There's not gonna be anyone after me, so I'm gonna kill them all.
And this is an archetype of the father, in a way, right?
So nothing's gonna go on.
The mother, on the other hand, the different archetype is that the mother is going to stop life from going on by reabsorbing you, you know, right?
So you have the sense of the infantilizing mother.
You know, in psychology, you have the devouring mother, the mother who prevents the child, castrates the child, prevents them from becoming a full human being.
And so Jocasta and Laius might be extreme examples, kind of literal examples of those that then feed into that kind of the other archetype of the man who becomes his own father.
- Right.
- Right, that becomes, I'm my own guy, no one gave birth to me, right?
So I'm wondering if those archetypal relations are actually happening or if the action is created by anxiety about them.
- Yeah, I think, to me it feels like maybe it's more of an anxiety and then the mythical sort of setup comes to pass as a result of the anxiety that it was meant to forestall.
So, because Jocasta, it would seem to me that her initial action is not one of intentionally reabsorbing the son.
She is aligned with Laius in killing the son and in fact gives him over to be killed, to be exposed on the mountain, but it seems to be this later development, unbeknownst to herself, that she ends up in this position of being the consumptive mother.

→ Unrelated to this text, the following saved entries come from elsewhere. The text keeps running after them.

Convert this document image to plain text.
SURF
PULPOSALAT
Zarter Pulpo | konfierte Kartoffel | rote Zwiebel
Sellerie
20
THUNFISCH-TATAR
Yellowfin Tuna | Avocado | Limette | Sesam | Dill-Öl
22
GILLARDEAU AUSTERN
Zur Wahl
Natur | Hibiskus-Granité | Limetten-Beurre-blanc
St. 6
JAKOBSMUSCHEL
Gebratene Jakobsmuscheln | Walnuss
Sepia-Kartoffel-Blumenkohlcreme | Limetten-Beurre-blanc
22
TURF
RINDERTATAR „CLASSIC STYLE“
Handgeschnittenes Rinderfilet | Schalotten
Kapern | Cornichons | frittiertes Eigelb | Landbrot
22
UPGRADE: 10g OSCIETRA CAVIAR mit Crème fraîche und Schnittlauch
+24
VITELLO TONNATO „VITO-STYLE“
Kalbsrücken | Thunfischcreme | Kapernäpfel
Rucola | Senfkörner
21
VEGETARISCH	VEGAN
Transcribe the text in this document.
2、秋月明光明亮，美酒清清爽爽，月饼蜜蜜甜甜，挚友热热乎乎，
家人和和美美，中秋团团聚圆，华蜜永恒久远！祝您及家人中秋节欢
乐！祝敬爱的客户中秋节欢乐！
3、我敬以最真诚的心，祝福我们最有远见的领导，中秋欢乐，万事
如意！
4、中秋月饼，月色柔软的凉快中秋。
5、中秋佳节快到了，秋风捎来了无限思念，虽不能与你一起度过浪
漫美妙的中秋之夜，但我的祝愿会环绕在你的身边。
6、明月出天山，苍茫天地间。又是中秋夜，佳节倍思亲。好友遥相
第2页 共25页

So it seem that the kind of self-conscious motivation is not quite aligned with the ancient model but then the ancient model is a kind of result.
- Yeah, yeah, yeah.
But her conscious intention is interesting, right?
Because here comes this guy who is old enough to be her son and who looks like her husband, right?
Wouldn't a human being ask questions, right, before sleeping with him, right?
So there's an element of repression there.
- Mm-hmm, certainly.
- Right?
I mean, part of what I'm wondering with this line of thought is that the anxiety that the play contains and that fuels its action is actually what gives it its resonance to an audience, right?
- Right.
- So it's not so much that the facts are universal, because the facts might not be realized yet, right?
But we all have anxiety about the father's gonna kill us, the mother who's gonna reabsorb us, you know, the life being prevented.
- Right.
- Yeah.
- That feels very true, yeah, and this is a way of seeing those horrors play out, kind of writ large and horrendous that you can't help but get caught up in the story because the anxieties are so vivid.
- Yeah, yeah.
Even Oedipus, I mean, what you're saying helps me because about a third of the way through, the question of who kills Laius gets focused on the question of how many murderers there were, right?
And in the early part of the play, a number of times, several people actually mentioned murderers, plural, and Oedipus then replies, "We've got to get this murderer."
- Yeah.
- Singular, right?
- The singular.
- So then they have to find the person who's the witness, who can say how many people murdered Laius, because if it was multiple, then you know that Oedipus was innocent.